Recent initiatives to identify and address child labour and forced labour in global supply chains are also now in jeopardy, as businesses at all levels struggle to cope with the crisis and the severe demand shocks associated with it. Economic and other shocks, like those associated with the pandemic, are known to exacerbate child labour as families try new strategies to survive. They also often lead to debt bondage and an increased reliance on informal recruitment agencies and platforms, which leave workers more exposed to exploitation. Access to quality education is also crucial for preventing child labour since a number of children have been affected by school closures during the pandemic. Most of these children had no access to remote learning, and many relied on free school meals and cash transfers conditional on school attendance.
Support for forced labour victims and survivors is being rechannelled towards the pandemic response. The pandemic has also exposed discrimination against different groups of workers and the entrenched gender inequalities in labour markets and in unpaid care work. A new wave of xenophobia and stigma has found expression in the world of work, and pre-existing discrimination regarding employment and occupation has intensified in South Africa.

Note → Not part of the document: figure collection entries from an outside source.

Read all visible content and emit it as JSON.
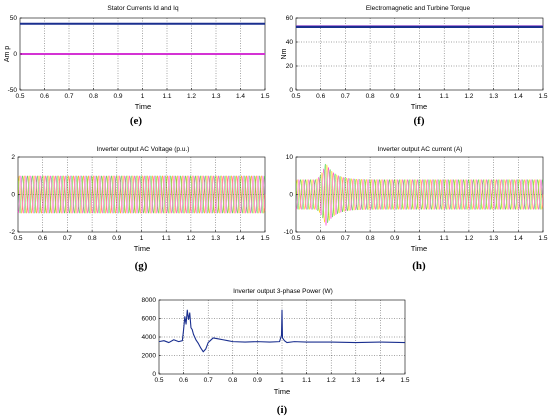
{
  "chart_data": [
    {
      "id": "e",
      "type": "line",
      "caption": "(e)",
      "title": "Stator Currents Id and Iq",
      "xlabel": "Time",
      "ylabel": "Am p",
      "xlim": [
        0.5,
        1.5
      ],
      "ylim": [
        -50,
        50
      ],
      "xticks": [
        "0.5",
        "0.6",
        "0.7",
        "0.8",
        "0.9",
        "1",
        "1.1",
        "1.2",
        "1.3",
        "1.4",
        "1.5"
      ],
      "yticks": [
        "-50",
        "0",
        "50"
      ],
      "grid": true,
      "series": [
        {
          "color": "#1a2f8f",
          "x": [
            0.5,
            1.5
          ],
          "y": [
            42,
            42
          ]
        },
        {
          "color": "#d433d4",
          "x": [
            0.5,
            1.5
          ],
          "y": [
            0,
            0
          ]
        }
      ]
    },
    {
      "id": "f",
      "type": "line",
      "caption": "(f)",
      "title": "Electromagnetic and Turbine Torque",
      "xlabel": "Time",
      "ylabel": "Nm",
      "xlim": [
        0.5,
        1.5
      ],
      "ylim": [
        0,
        60
      ],
      "xticks": [
        "0.5",
        "0.6",
        "0.7",
        "0.8",
        "0.9",
        "1",
        "1.1",
        "1.2",
        "1.3",
        "1.4",
        "1.5"
      ],
      "yticks": [
        "0",
        "20",
        "40",
        "60"
      ],
      "grid": true,
      "series": [
        {
          "color": "#7b2fbf",
          "x": [
            0.5,
            1.5
          ],
          "y": [
            53,
            53
          ]
        },
        {
          "color": "#1a2f8f",
          "x": [
            0.5,
            1.5
          ],
          "y": [
            52.5,
            52.5
          ]
        }
      ]
    },
    {
      "id": "g",
      "type": "line",
      "caption": "(g)",
      "title": "Inverter output AC Voltage (p.u.)",
      "xlabel": "Time",
      "ylabel": "",
      "xlim": [
        0.5,
        1.5
      ],
      "ylim": [
        -2,
        2
      ],
      "xticks": [
        "0.5",
        "0.6",
        "0.7",
        "0.8",
        "0.9",
        "1",
        "1.1",
        "1.2",
        "1.3",
        "1.4",
        "1.5"
      ],
      "yticks": [
        "-2",
        "0",
        "2"
      ],
      "grid": true,
      "oscillation": {
        "amplitude": 1,
        "frequency_hz": 50,
        "phases": 3
      },
      "series": [
        {
          "color": "#ff9900"
        },
        {
          "color": "#33cc33"
        },
        {
          "color": "#ff33cc"
        }
      ]
    },
    {
      "id": "h",
      "type": "line",
      "caption": "(h)",
      "title": "Inverter output AC current (A)",
      "xlabel": "Time",
      "ylabel": "",
      "xlim": [
        0.5,
        1.5
      ],
      "ylim": [
        -10,
        10
      ],
      "xticks": [
        "0.5",
        "0.6",
        "0.7",
        "0.8",
        "0.9",
        "1",
        "1.1",
        "1.2",
        "1.3",
        "1.4",
        "1.5"
      ],
      "yticks": [
        "-10",
        "0",
        "10"
      ],
      "grid": true,
      "oscillation": {
        "amplitude": 4,
        "frequency_hz": 50,
        "phases": 3,
        "transient_peak": 8.5,
        "transient_at": 0.62
      },
      "series": [
        {
          "color": "#ffcc00"
        },
        {
          "color": "#33cc33"
        },
        {
          "color": "#ff33cc"
        }
      ]
    },
    {
      "id": "i",
      "type": "line",
      "caption": "(i)",
      "title": "Inverter output 3-phase Power (W)",
      "xlabel": "Time",
      "ylabel": "",
      "xlim": [
        0.5,
        1.5
      ],
      "ylim": [
        0,
        8000
      ],
      "xticks": [
        "0.5",
        "0.6",
        "0.7",
        "0.8",
        "0.9",
        "1",
        "1.1",
        "1.2",
        "1.3",
        "1.4",
        "1.5"
      ],
      "yticks": [
        "0",
        "2000",
        "4000",
        "6000",
        "8000"
      ],
      "grid": true,
      "series": [
        {
          "color": "#1a2f8f",
          "x": [
            0.5,
            0.52,
            0.54,
            0.56,
            0.58,
            0.595,
            0.6,
            0.605,
            0.61,
            0.615,
            0.62,
            0.625,
            0.63,
            0.635,
            0.64,
            0.65,
            0.66,
            0.67,
            0.68,
            0.69,
            0.7,
            0.72,
            0.74,
            0.76,
            0.78,
            0.8,
            0.85,
            0.9,
            0.95,
            0.99,
            0.998,
            1.0,
            1.002,
            1.01,
            1.02,
            1.05,
            1.1,
            1.2,
            1.3,
            1.4,
            1.5
          ],
          "y": [
            3500,
            3600,
            3400,
            3700,
            3500,
            3600,
            4800,
            6200,
            5400,
            6900,
            5900,
            6600,
            5000,
            4800,
            4300,
            3700,
            3300,
            2800,
            2400,
            2700,
            3400,
            3900,
            3800,
            3700,
            3600,
            3500,
            3450,
            3500,
            3450,
            3500,
            4200,
            6900,
            3900,
            3600,
            3400,
            3500,
            3450,
            3450,
            3400,
            3450,
            3400
          ]
        }
      ]
    }
  ]
}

Investors have a responsibility and a crucial role to play in protecting workers in the post-pandemic. Poor and inadequate management of labour and human rights risks can expose businesses to legal, operational, and reputational risks. On the legal front, lawsuits have been brought against some big companies in the country that allegedly did not take the necessary safety precautions and therefore failed to fulfil their duty of care to their workers. Other companies were forced to stop the commercial activity until they had put the necessary safety measures in place. Over recent months, corporate practices have also been scrutinized by civil society organizations and the media, and it is reasonable to expect that, in some cases, this will have repercussions in terms of brand reputation.
Where there are immediate concerns with respect to labour rights linked to the COVID-19 pandemic, companies should engage in dialogue with workers. Discussions should include but not be limited to occupational health and safety concerns, access to paid sick leave and healthcare, and freedom of association and collective bargaining. Workers should be able to express concerns via appropriate channels and with no fear of retaliation. They should be consulted throughout the crisis, including on issues around lay-offs and human capital management plans.
Fundamental principles and rights at work can play a vital role in building effective, consensus-based responses that support recovery from the COVID-19 crisis and help build back a better, more just world of work. The focus and the priority should be on protecting people’s lives which can be achieved by protecting livelihoods. The particular strength of these fundamental principles is their interrelated and mutually reinforcing nature. Basing our policies around them paves the way for a recovery that is socially and economically inclusive and ensures that the needs of the most vulnerable are taken into account.
Dr Norah Hashim Msuya is an academician and researcher. She writes in her personal capacity.